LONDON A billionaire Saudi prince was ordered by a British court on Wednesday to pay a $10-million commission linked to the sale of a private jet to Libya's Colonel Gaddafi, in a humiliating legal defeat for one of the world's richest men.
The High Court judgment was scathing about Prince Alwaleed bin Talal, a nephew of Saudi Arabia's King Abdullah, who testified in person for two days at the trial earlier this month.
Judge Peter Smith rejected the prince's evidence on all key points in the dispute, describing it in his written ruling as "confusing", "unreliable", "hopeless" and "pathetic".
The prince was being sued by Daad Sharab, a Jordanian businesswoman who said she was not paid any commission for brokering the sale of the jet, which was completed in 2006 for $120 million.
The prince's defense was that there was no agreement to pay a $10-million commission but rather that Sharab would be paid "at his discretion". He told the court he paid her nothing because during the protracted sale she had "moved to the Libyan camp".
The judge wrote: "At the end of the day I simply found his evidence confusing and too unreliable and Mrs.

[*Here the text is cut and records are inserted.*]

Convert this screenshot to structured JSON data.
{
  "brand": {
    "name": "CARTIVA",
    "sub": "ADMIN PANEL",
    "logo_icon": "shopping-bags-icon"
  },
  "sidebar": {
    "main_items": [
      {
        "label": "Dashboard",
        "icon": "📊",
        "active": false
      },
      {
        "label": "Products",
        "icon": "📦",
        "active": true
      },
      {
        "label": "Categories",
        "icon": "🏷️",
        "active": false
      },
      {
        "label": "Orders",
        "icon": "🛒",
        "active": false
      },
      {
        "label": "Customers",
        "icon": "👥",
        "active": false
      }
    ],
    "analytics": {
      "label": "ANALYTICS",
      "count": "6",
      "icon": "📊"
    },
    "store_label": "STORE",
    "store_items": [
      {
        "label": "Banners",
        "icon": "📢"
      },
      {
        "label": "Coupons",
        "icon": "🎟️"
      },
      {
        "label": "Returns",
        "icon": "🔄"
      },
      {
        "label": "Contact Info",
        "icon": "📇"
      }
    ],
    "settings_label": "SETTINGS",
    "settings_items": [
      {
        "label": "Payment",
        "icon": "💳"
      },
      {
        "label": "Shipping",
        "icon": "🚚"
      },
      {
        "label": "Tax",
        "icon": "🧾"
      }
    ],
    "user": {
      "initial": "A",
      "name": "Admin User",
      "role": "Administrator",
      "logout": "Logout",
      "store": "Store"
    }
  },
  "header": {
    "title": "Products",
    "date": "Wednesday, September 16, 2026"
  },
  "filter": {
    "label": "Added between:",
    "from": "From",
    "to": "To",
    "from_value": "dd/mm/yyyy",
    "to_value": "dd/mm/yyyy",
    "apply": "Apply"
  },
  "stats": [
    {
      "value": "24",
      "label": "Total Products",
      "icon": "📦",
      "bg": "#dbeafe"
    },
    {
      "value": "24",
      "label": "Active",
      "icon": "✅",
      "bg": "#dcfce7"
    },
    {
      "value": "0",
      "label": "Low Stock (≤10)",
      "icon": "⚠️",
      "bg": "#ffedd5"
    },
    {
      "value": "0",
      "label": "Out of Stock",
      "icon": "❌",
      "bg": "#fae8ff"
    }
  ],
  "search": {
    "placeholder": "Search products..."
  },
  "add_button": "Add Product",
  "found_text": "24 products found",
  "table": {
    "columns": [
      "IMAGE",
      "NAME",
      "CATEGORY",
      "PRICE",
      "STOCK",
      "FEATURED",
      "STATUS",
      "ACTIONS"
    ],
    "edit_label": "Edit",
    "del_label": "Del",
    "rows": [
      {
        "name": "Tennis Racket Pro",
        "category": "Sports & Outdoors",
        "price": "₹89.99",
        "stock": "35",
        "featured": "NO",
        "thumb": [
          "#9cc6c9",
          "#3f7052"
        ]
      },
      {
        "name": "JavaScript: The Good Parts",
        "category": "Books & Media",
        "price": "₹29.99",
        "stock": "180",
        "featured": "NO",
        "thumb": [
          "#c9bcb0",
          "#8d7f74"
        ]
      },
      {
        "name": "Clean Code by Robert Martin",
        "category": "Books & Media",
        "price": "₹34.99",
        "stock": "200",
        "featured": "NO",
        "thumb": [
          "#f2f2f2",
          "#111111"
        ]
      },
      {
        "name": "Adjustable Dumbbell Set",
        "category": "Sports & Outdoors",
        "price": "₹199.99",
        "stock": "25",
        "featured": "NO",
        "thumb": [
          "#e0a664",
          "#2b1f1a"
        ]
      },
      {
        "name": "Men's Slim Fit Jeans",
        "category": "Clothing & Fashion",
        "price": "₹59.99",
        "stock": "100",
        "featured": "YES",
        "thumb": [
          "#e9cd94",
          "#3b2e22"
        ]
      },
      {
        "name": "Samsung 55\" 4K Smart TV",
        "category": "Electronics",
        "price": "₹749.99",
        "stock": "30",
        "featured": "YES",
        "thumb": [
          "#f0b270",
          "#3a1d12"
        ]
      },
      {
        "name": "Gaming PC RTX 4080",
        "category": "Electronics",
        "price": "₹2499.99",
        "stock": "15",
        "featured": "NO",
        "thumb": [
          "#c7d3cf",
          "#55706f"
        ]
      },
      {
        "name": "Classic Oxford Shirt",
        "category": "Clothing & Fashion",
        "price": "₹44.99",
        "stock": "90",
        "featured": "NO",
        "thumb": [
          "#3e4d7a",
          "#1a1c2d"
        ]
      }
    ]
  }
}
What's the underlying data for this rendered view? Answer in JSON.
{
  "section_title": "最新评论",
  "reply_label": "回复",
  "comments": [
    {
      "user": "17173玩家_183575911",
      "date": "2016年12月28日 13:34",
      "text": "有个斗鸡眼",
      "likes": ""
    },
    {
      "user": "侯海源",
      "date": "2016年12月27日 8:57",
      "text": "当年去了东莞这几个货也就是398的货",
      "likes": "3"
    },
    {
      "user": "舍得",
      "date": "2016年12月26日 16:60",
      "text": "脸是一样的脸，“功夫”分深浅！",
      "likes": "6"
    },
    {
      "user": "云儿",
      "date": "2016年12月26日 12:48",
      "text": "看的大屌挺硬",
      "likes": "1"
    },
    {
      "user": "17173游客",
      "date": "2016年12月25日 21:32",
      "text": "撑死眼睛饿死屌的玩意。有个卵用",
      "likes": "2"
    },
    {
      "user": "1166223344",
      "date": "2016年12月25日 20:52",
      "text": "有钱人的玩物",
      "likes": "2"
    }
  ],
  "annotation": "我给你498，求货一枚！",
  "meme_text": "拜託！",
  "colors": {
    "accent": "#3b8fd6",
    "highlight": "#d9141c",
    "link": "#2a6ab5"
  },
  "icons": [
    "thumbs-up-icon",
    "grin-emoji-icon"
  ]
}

Sharab's was more credible on any dispute of fact between them."
It was clear, the ruling said, that the prince's memory of some of the details was poor and that he had "made up" evidence as he went along.
"His attempts to bolster that defect in the witness box were frankly pathetic and he demonstrated great amounts of confusion," the judge added.
In a statement, Prince Alwaleed said he would appeal against the ruling.
"Prince Alwaleed believes today's ruling is wrong and is not an accurate analysis of all of the evidence before the court," the statement said.
Sharab said in a statement of her own she was relieved after a stressful seven years of litigation.
"It will be extremely disappointing if the prince fails to accept the decision of this court and yet again attempts to delay payment of the agreed fee of $10 million," she said.
The prince is number 26 on the Forbes global ranking of billionaires. The U.S. magazine estimates his fortune at $20 billion while he says the figure is closer to $30 billion.
Through his Kingdom Holding Company, the prince owns large stakes in Citigroup, News Corp and Apple Inc, among other companies. He is also the owner or part-owner of luxury hotels including the Plaza in New York, the Savoy in London and the George V in Paris.
His cross-examination in court is likely to have been the most hostile public grilling of a senior Saudi royal. The judge wrote that Sharab's lawyer had "completely demolished" the prince on one of the most important points at issue.
The Airbus jet at the heart of the dispute has a history as colorful as its customized interior, which boasted a jacuzzi, a king-size bed and a throne-like leather armchair.
Gaddafi sent the plane to pick up Lockerbie bomber Abdel Basset al-Megrahi when he was freed from a Scottish jail in 2009, and it was shown off as a trophy by rebels who toppled Gaddafi in 2011 and posed for the press on its silver-colored leather sofas.